Population statistic (10 years)
| Year | 1995 | 2005 | 2015 | 2025 |
|---|---|---|---|---|
| Count | 3371 | 3442 | 3274 | 3097 |
| Difference |  | +2.10% | −4.88% | −5.40% |

Population statistic
| Year | 2024 | 2025 |
|---|---|---|
| Count | 3131 | 3097 |
| Difference |  | −1.08% |

=== Ethnicity ===

Census 2021 (1+ %)
| Ethnicity | Number | Fraction |
| Hungarian | 2091 | 64.93% |
| Slovak | 1047 | 32.51% |
| Not found out | 229 | 7.11% |
| Total | 3220 |

=== Religion ===

It has a population of about 3460 people.
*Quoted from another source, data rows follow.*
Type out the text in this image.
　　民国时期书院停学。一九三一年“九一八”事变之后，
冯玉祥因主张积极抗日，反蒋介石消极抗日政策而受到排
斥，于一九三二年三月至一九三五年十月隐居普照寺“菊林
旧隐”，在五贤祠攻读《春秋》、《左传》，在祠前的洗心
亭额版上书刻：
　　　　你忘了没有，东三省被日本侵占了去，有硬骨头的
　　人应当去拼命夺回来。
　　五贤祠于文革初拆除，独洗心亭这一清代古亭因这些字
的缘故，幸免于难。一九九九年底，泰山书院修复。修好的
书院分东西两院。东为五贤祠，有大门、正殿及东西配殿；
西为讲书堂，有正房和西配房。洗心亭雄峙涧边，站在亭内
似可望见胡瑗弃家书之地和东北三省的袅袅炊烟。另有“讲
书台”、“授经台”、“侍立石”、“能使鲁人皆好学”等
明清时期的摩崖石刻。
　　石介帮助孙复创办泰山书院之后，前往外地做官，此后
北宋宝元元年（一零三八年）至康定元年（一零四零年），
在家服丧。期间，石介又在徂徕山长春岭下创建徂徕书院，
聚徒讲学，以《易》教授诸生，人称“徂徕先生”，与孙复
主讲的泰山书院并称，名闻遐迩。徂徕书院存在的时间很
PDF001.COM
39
The town is about 72% Magyar, 26% Slovak and 2% Romany.

Census 2021 (1+ %)
| Religion | Number | Fraction |
| Roman Catholic Church | 1147 | 35.62% |
| Calvinist Church | 833 | 25.87% |
| None | 767 | 23.82% |
| Not found out | 248 | 7.7% |
| Evangelical Church | 128 | 3.98% |
| Jehovah's Witnesses | 49 | 1.52% |
| Total | 3220 |

==Government==
The town has its own birth registry office and police force covering the municipality.

==Facilities==
The town has a public library, a gymnasium and a football pitch. It also has a DVD rental store, a cinema, and a pharmacy.